A red alert has been declared in the area, which is about 160 kilometers (100 miles) from the $3.2 billion HidroAysen hydroelectric project, the government emergency service, known as Onemi, said on its website. There is a low probability the volcano would affect the area where the dams will be built, HidroAysen said in an e-mailed statement yesterday.

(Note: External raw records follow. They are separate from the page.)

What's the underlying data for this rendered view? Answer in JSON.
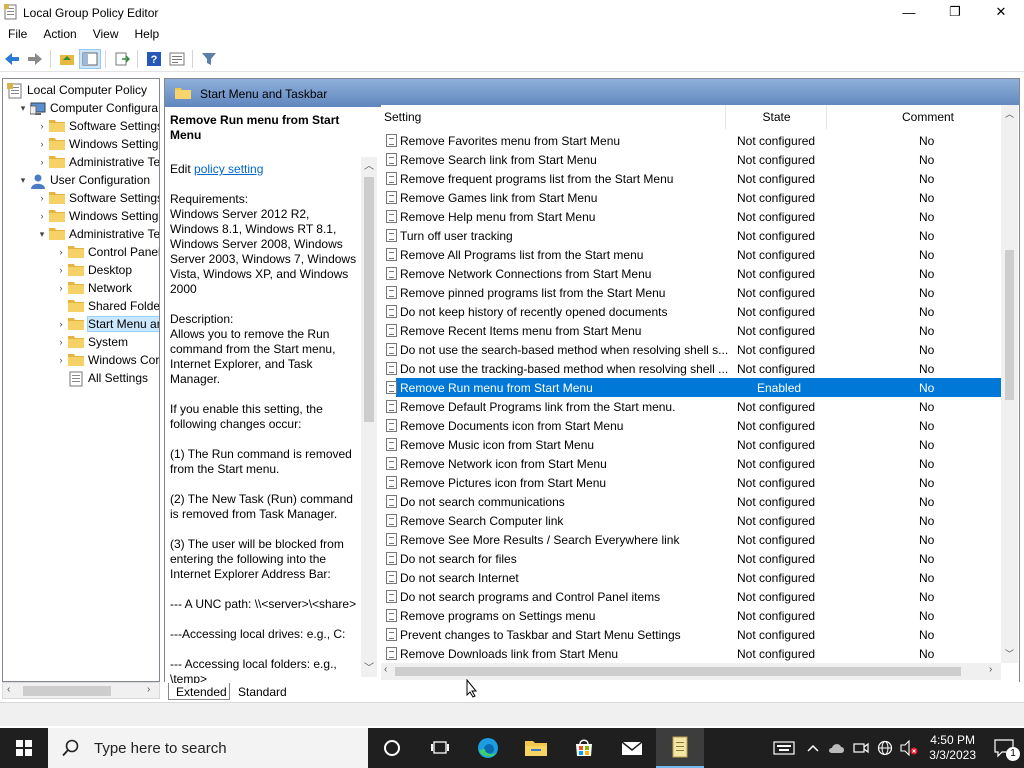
{
  "window": {
    "title": "Local Group Policy Editor",
    "minimize": "—",
    "maximize": "❐",
    "close": "✕"
  },
  "menu": [
    "File",
    "Action",
    "View",
    "Help"
  ],
  "tree": {
    "items": [
      {
        "label": "Local Computer Policy",
        "level": 0,
        "exp": "",
        "icon": "policy"
      },
      {
        "label": "Computer Configura",
        "level": 1,
        "exp": "▾",
        "icon": "computer"
      },
      {
        "label": "Software Settings",
        "level": 2,
        "exp": "›",
        "icon": "folder"
      },
      {
        "label": "Windows Setting",
        "level": 2,
        "exp": "›",
        "icon": "folder"
      },
      {
        "label": "Administrative Te",
        "level": 2,
        "exp": "›",
        "icon": "folder"
      },
      {
        "label": "User Configuration",
        "level": 1,
        "exp": "▾",
        "icon": "user"
      },
      {
        "label": "Software Settings",
        "level": 2,
        "exp": "›",
        "icon": "folder"
      },
      {
        "label": "Windows Setting",
        "level": 2,
        "exp": "›",
        "icon": "folder"
      },
      {
        "label": "Administrative Te",
        "level": 2,
        "exp": "▾",
        "icon": "folder"
      },
      {
        "label": "Control Panel",
        "level": 3,
        "exp": "›",
        "icon": "folder"
      },
      {
        "label": "Desktop",
        "level": 3,
        "exp": "›",
        "icon": "folder"
      },
      {
        "label": "Network",
        "level": 3,
        "exp": "›",
        "icon": "folder"
      },
      {
        "label": "Shared Folder",
        "level": 3,
        "exp": "",
        "icon": "folder"
      },
      {
        "label": "Start Menu ar",
        "level": 3,
        "exp": "›",
        "icon": "folder",
        "selected": true
      },
      {
        "label": "System",
        "level": 3,
        "exp": "›",
        "icon": "folder"
      },
      {
        "label": "Windows Cor",
        "level": 3,
        "exp": "›",
        "icon": "folder"
      },
      {
        "label": "All Settings",
        "level": 3,
        "exp": "",
        "icon": "settings"
      }
    ]
  },
  "header": {
    "title": "Start Menu and Taskbar"
  },
  "desc": {
    "title": "Remove Run menu from Start Menu",
    "edit_prefix": "Edit ",
    "edit_link": "policy setting",
    "requirements": "Requirements:\nWindows Server 2012 R2, Windows 8.1, Windows RT 8.1, Windows Server 2008, Windows Server 2003, Windows 7, Windows Vista, Windows XP, and Windows 2000",
    "description": "Description:\nAllows you to remove the Run command from the Start menu, Internet Explorer, and Task Manager.",
    "p1": "If you enable this setting, the following changes occur:",
    "p2": "(1) The Run command is removed from the Start menu.",
    "p3": "(2) The New Task (Run) command is removed from Task Manager.",
    "p4": "(3) The user will be blocked from entering the following into the Internet Explorer Address Bar:",
    "p5": "--- A UNC path: \\\\<server>\\<share>",
    "p6": "---Accessing local drives:  e.g., C:",
    "p7": "--- Accessing local folders: e.g., \\temp>"
  },
  "columns": {
    "setting": "Setting",
    "state": "State",
    "comment": "Comment"
  },
  "rows": [
    {
      "setting": "Remove Favorites menu from Start Menu",
      "state": "Not configured",
      "comment": "No"
    },
    {
      "setting": "Remove Search link from Start Menu",
      "state": "Not configured",
      "comment": "No"
    },
    {
      "setting": "Remove frequent programs list from the Start Menu",
      "state": "Not configured",
      "comment": "No"
    },
    {
      "setting": "Remove Games link from Start Menu",
      "state": "Not configured",
      "comment": "No"
    },
    {
      "setting": "Remove Help menu from Start Menu",
      "state": "Not configured",
      "comment": "No"
    },
    {
      "setting": "Turn off user tracking",
      "state": "Not configured",
      "comment": "No"
    },
    {
      "setting": "Remove All Programs list from the Start menu",
      "state": "Not configured",
      "comment": "No"
    },
    {
      "setting": "Remove Network Connections from Start Menu",
      "state": "Not configured",
      "comment": "No"
    },
    {
      "setting": "Remove pinned programs list from the Start Menu",
      "state": "Not configured",
      "comment": "No"
    },
    {
      "setting": "Do not keep history of recently opened documents",
      "state": "Not configured",
      "comment": "No"
    },
    {
      "setting": "Remove Recent Items menu from Start Menu",
      "state": "Not configured",
      "comment": "No"
    },
    {
      "setting": "Do not use the search-based method when resolving shell s...",
      "state": "Not configured",
      "comment": "No"
    },
    {
      "setting": "Do not use the tracking-based method when resolving shell ...",
      "state": "Not configured",
      "comment": "No"
    },
    {
      "setting": "Remove Run menu from Start Menu",
      "state": "Enabled",
      "comment": "No",
      "selected": true
    },
    {
      "setting": "Remove Default Programs link from the Start menu.",
      "state": "Not configured",
      "comment": "No"
    },
    {
      "setting": "Remove Documents icon from Start Menu",
      "state": "Not configured",
      "comment": "No"
    },
    {
      "setting": "Remove Music icon from Start Menu",
      "state": "Not configured",
      "comment": "No"
    },
    {
      "setting": "Remove Network icon from Start Menu",
      "state": "Not configured",
      "comment": "No"
    },
    {
      "setting": "Remove Pictures icon from Start Menu",
      "state": "Not configured",
      "comment": "No"
    },
    {
      "setting": "Do not search communications",
      "state": "Not configured",
      "comment": "No"
    },
    {
      "setting": "Remove Search Computer link",
      "state": "Not configured",
      "comment": "No"
    },
    {
      "setting": "Remove See More Results / Search Everywhere link",
      "state": "Not configured",
      "comment": "No"
    },
    {
      "setting": "Do not search for files",
      "state": "Not configured",
      "comment": "No"
    },
    {
      "setting": "Do not search Internet",
      "state": "Not configured",
      "comment": "No"
    },
    {
      "setting": "Do not search programs and Control Panel items",
      "state": "Not configured",
      "comment": "No"
    },
    {
      "setting": "Remove programs on Settings menu",
      "state": "Not configured",
      "comment": "No"
    },
    {
      "setting": "Prevent changes to Taskbar and Start Menu Settings",
      "state": "Not configured",
      "comment": "No"
    },
    {
      "setting": "Remove Downloads link from Start Menu",
      "state": "Not configured",
      "comment": "No"
    }
  ],
  "tabs": {
    "extended": "Extended",
    "standard": "Standard"
  },
  "taskbar": {
    "search_placeholder": "Type here to search",
    "time": "4:50 PM",
    "date": "3/3/2023",
    "notification_count": "1"
  }
}
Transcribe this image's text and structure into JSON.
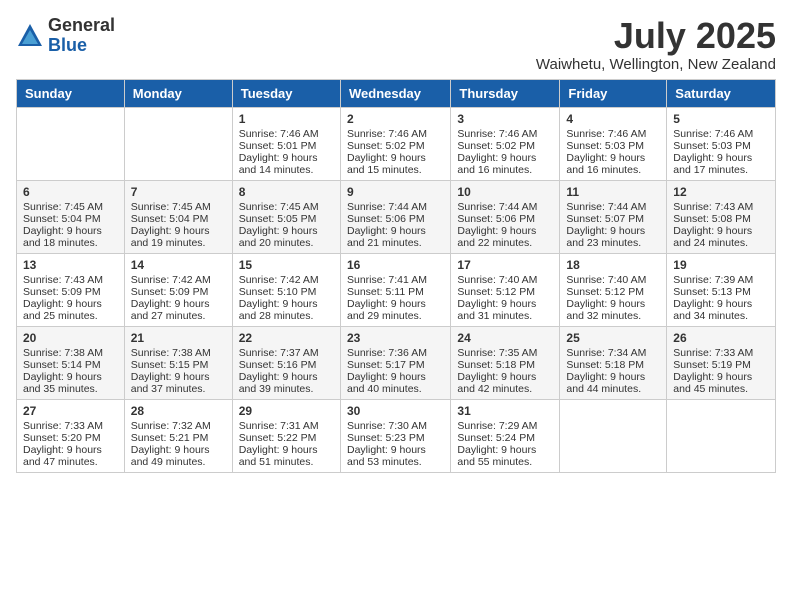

An eruption would be the first at the volcano in two decades and would follow explosions at southern Chile’s Puyehue- Cordon Caulle volcanic complex that disrupted air travel as far away as Australia this year. Authorities have detected four or five quakes in the area of the volcano every hour, according to Onemi.

“Volcanic activity has increased,” Deputy Mining Minister Pablo Wagner said in the Onemi statement. “The eruptive column is being emitted from three craters, which probably could mean an increase in the amount of ash.”

Empresa Nacional de Electricidad SA and Colbun SA have yet to start work on the HidroAysen project, which will generate 2,750 megawatts, equivalent to about one-quarter of the central power grid’s capacity. The volcano could blow ash into the Baker River, one of two that would be dammed for the project, according to a 2007 document.